Reuni: responsabilidades para todos

Gustavo Balduíno*

Em agosto de 2003, a Associação Nacional dos Dirigentes das Instituições Federais de Ensino Superior (Andifes) formalizou, junto ao presidente Lula, uma proposta para dobrar o número de alunos nas universidades federais, sem comprometer a qualidade e priorizando cursos noturnos, formação de professores para a educação básica, inovação tecnológica e a superação das desigualdades regionais. Na oportunidade, o presidente determinou ao então ministro da Educação, Cristovam Buarque, que a proposta fosse incluída no Plano Plurianual (PPA). Em março de 2008, 53 universidades federais, presentes em todos os estados da federação, firmaram com o presidente um termo de compromisso com este objetivo.

Até 2012, serão R$ 2,4 bilhões em investimentos, 93.319 novas vagas e 1.285 novos cursos de graduação. Destes, 696 serão noturnos e 331 licenciaturas. Também serão criados 640 mestrados e 428 doutorados. O total de matrículas alcançará 1,1 milhão de alunos. Serão criados 25 mil cargos e funções para ocupação escalonada nos próximos quatro anos, de acordo com o Projeto de Lei 3.128/08, assinado recentemente pelo presidente.

Com essas metas, o programa ataca diretamente um problema estrutural reconhecido por todos que é o pequeno percentual de brasileiros no ensino superior, especialmente no público. Neste nível de ensino, nossos indicadores são menores do que os da Argentina, Chile, Europa, EUA e Coréia. Esta realidade inibe o esforço para a superação do atraso relativo e para o desenvolvimento. Por outro lado, todos os indicadores também mostram que as universidades federais têm um padrão acadêmico superior. Portanto, seu papel de referência para regulação e fixação de metas qualitativas para o conjunto das IES será reforçado.

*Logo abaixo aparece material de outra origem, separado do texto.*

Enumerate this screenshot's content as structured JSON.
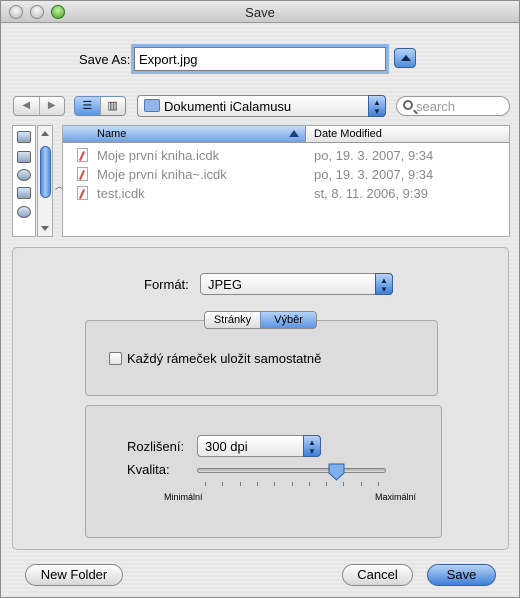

Os números são eloqüentes, e os efeitos diretos, incontestáveis. Porém, há outros aspectos igualmente importantes, como o modelo que viabilizou o programa. A definição de diretrizes acompanhada dos meios para executá-las induziu o planejamento estratégico nas universidades e no governo. Todos os projetos têm duração superior a quatro anos, o que significa que somente após o término dos atuais mandatos presidenciais, de reitores e de parlamentares teremos resultados plenos. Logo, esse modelo confere características de política de Estado ao Programa, beneficiando a sociedade de forma permanente.

O respeito à autonomia da instituição e a aceitação dos projetos condicionada à aprovação dos conselhos superiores permitiram que cada uma das Ifes trilhasse o seu próprio caminho, segundo sua vocação. Esse processo resultou em um termo de compromisso com metas, insumos e cronogramas. Assim, todos os atores envolvidos – MEC, Ministério do Planejamento, reitores, professores, Congresso Nacional, enfim, os agentes públicos do Estado – assumiram responsabilidades política e administrativa.

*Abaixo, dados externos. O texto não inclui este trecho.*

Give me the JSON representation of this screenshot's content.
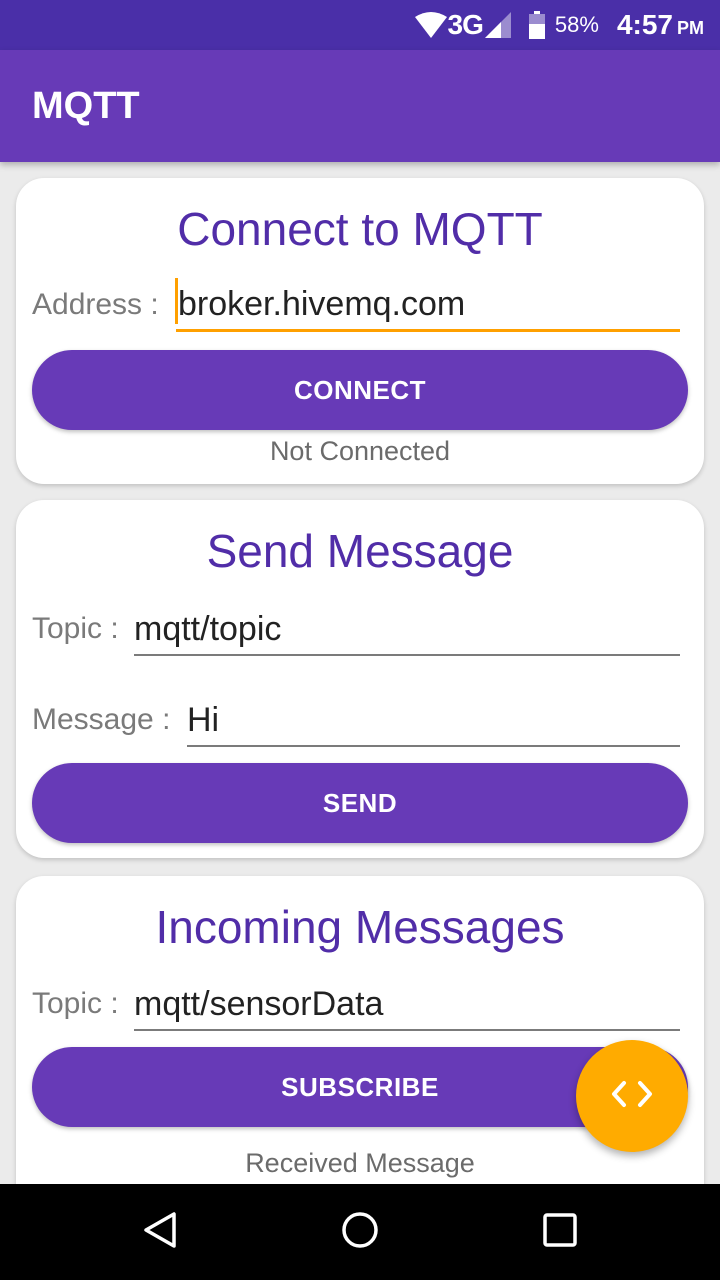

A novidade é que esses compromissos, derivados de uma proposta surgida da Andifes e assumida pelo governo, poderão ter suas execuções fiscalizadas pelo Tribunal de Contas da União (TCU), pela Controladoria-Geral da União (CGU), pelo Ministério Público, além dos próprios signatários, do parlamento e de toda a sociedade.
O descumprimento injustificável de obrigação por qualquer das partes redundará em desgaste político e, talvez, em sanção administrativa.Tal sistemática, fruto de intenso debate entre as Ifes e o MEC, eleva as políticas públicas de educação a um novo patamar.

Um ganho involuntário e parcial, ainda não percebido, é a contribuição do Reuni para solucionar o iminente apagão de mão-de-obra qualificada. Bastou o PIB crescer 5,4% para que este gargalo ao desenvolvimento se apresentasse. Para uns, é fácil ver o buraco na estrada, a escassez de energia, a criança sem aula. Para outros, é motivo de orgulho a expansão industrial, o aumento do IDH e das exportações. Difícil para muitos é perceber que a solução desses problemas ou a perenidade desses êxitos exige mais profissionais bem preparados.

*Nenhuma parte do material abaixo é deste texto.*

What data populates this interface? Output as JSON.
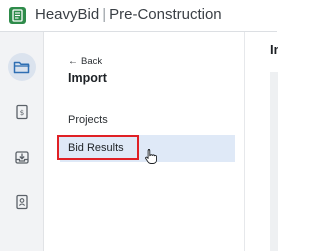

Qualifico esse ganho de involuntário e parcial porque faltou gestão de governo para coordenar esta política pública de educação com outras, potencializando e otimizando esse avanço. O Reuni e as expansões anteriores não foram cotejadas com as necessidades de profissionais para uma política industrial ou de inovação tecnológica, por exemplo, ou com demandas geradas por programas de governo. Assim foi com o PAC, mesmo com o PDE, e mais recentemente com os Territórios da Cidadania. O futuro demandará correções.

Como política de Estado e por ter referência na qualidade, visão de longo prazo e bases gerenciais claras, o Programa representará, quando concluído, uma revolução na educação superior, com repercussão direta nos demais níveis de ensino e conseqüências espraiadas por todas as atividades econômicas. Certamente dará sustentação ao ciclo de desenvolvimento no qual o país aparentemente ingressou. Basta cada um cumprir a sua parte.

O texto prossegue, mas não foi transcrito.